I'm so excited for this year.  And nervous.  I'm waiting to find my pastoral identity...something I've heard seminary peers talk about.  I wonder if it really exists.  Will I always be trying to find this balance (if it's a balance...maybe more of a marriage?) between the real me and the pastor me?  It is a humbling thing and such an honor to be welcomed immediately into people's lives in the role of their pastor.  How could it be that I would ever assume such a role?  I don't think it's something I assume on my own by any means; I believe it is something given/received.  But why would someone choose to call me pastor?  I'm just me...I'm no one special.  I don't feel like I am any more special or any different to have this title placed upon me.  So what do I do as someone who doesn't feel like as pastor and is supposed to be one?  Granted I'm an intern, but the congregation has been trained (via previous interns) to call the intern simply "pastor". I think it's a good thing for me to experience that...especially if that's what people will call me someday should I have the privilege of being ordained to serve people through the word and sacraments...but it feels daunting when I think about it, and when I think about how much I don't feel like a pastor.
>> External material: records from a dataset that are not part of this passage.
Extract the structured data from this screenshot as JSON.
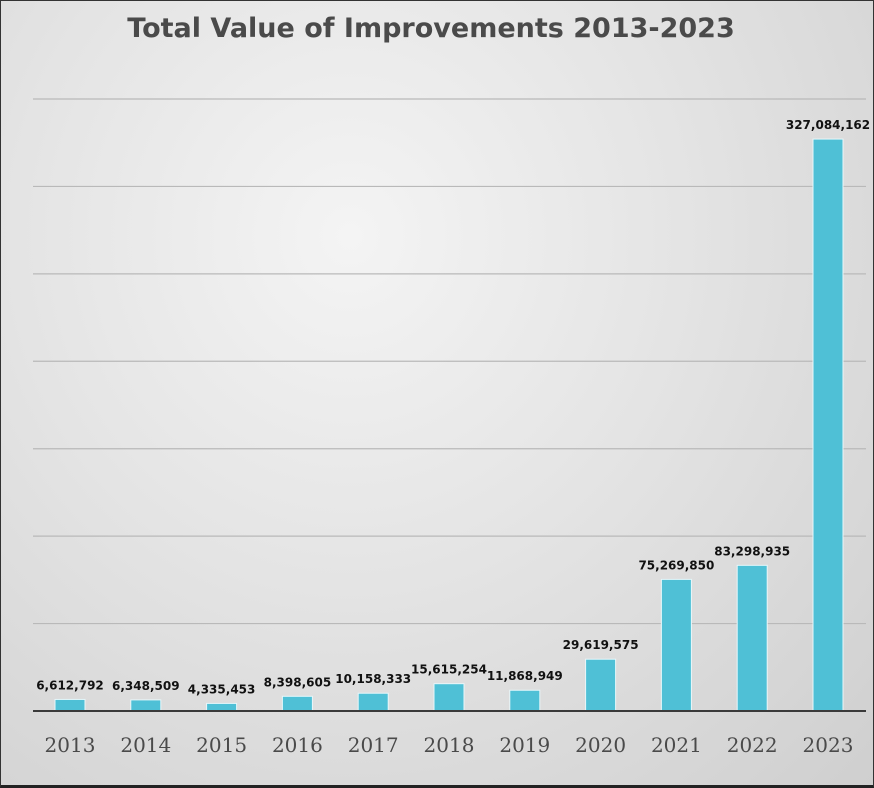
{
  "chart_data": {
    "type": "bar",
    "title": "Total Value of Improvements 2013-2023",
    "xlabel": "",
    "ylabel": "",
    "ylim": [
      0,
      350000000
    ],
    "grid": true,
    "categories": [
      "2013",
      "2014",
      "2015",
      "2016",
      "2017",
      "2018",
      "2019",
      "2020",
      "2021",
      "2022",
      "2023"
    ],
    "values": [
      6612792,
      6348509,
      4335453,
      8398605,
      10158333,
      15615254,
      11868949,
      29619575,
      75269850,
      83298935,
      327084162
    ],
    "data_labels": [
      "6,612,792",
      "6,348,509",
      "4,335,453",
      "8,398,605",
      "10,158,333",
      "15,615,254",
      "11,868,949",
      "29,619,575",
      "75,269,850",
      "83,298,935",
      "327,084,162"
    ],
    "colors": {
      "bar": "#4fc0d6",
      "title": "#4a4a4a",
      "gridline": "#b9b9b9"
    }
  }
}
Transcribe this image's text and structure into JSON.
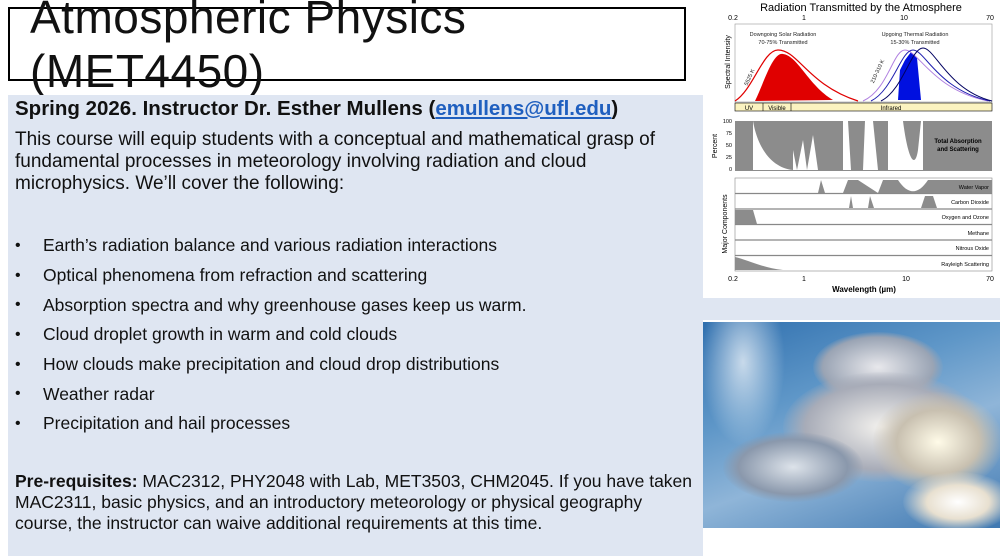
{
  "slide": {
    "title": "Atmospheric Physics (MET4450)",
    "heading_prefix": "Spring 2026. Instructor Dr. Esther Mullens (",
    "email": "emullens@ufl.edu",
    "heading_suffix": ")",
    "intro": "This course will equip students with a conceptual and mathematical grasp of fundamental processes in meteorology involving radiation and cloud microphysics. We’ll cover the following:",
    "bullet_glyph": "•",
    "bullets": [
      "Earth’s radiation balance and various radiation interactions",
      "Optical phenomena from refraction and scattering",
      "Absorption spectra and why greenhouse gases keep us warm.",
      "Cloud droplet growth in warm and cold clouds",
      "How clouds make precipitation and cloud drop distributions",
      "Weather radar",
      "Precipitation and hail processes"
    ],
    "prereq_label": "Pre-requisites:",
    "prereq_text": " MAC2312, PHY2048 with Lab, MET3503, CHM2045. If you have taken MAC2311, basic physics, and an introductory meteorology or physical geography course, the instructor can waive additional requirements at this time."
  },
  "figure": {
    "title": "Radiation Transmitted by the Atmosphere",
    "x_ticks": [
      "0.2",
      "1",
      "10",
      "70"
    ],
    "xlabel": "Wavelength (µm)",
    "panel1_ylabel": "Spectral Intensity",
    "solar_label_1": "Downgoing Solar Radiation",
    "solar_label_2": "70-75% Transmitted",
    "thermal_label_1": "Upgoing Thermal Radiation",
    "thermal_label_2": "15-30% Transmitted",
    "solar_temp": "5525 K",
    "thermal_temp": "210-310 K",
    "bands": [
      "UV",
      "Visible",
      "Infrared"
    ],
    "panel2_ylabel": "Percent",
    "panel2_ticks": [
      "100",
      "75",
      "50",
      "25",
      "0"
    ],
    "panel2_label_1": "Total Absorption",
    "panel2_label_2": "and Scattering",
    "panel3_ylabel": "Major Components",
    "components": [
      "Water Vapor",
      "Carbon Dioxide",
      "Oxygen and Ozone",
      "Methane",
      "Nitrous Oxide",
      "Rayleigh Scattering"
    ],
    "colors": {
      "solar": "#e00000",
      "thermal": "#0010e0",
      "absorption": "#8c8c8c",
      "band": "#fbf3c0"
    }
  }
}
I ordered my first round of clergy shirts this morning.  I am hopeful that seeing the collar on my frame might help my self-perception.  It's always fun to order new things, but I wonder how it will be to try them on for the first time and see myself in a collar.  And then wear one around people in my congregation.  And then in public.  I'm sure it will be an adjustment.

I hope to have some sense of being a pastor after this year of internship...seems like that should be the point of this year away from academia.  I am so thankful for that separation, and it is so good to be back in Colorado.  Mostly I'm excited for what lies ahead.

God, grant me the serenity to accept the things I cannot change, courage to change the things I can, and the wisdom to know the difference.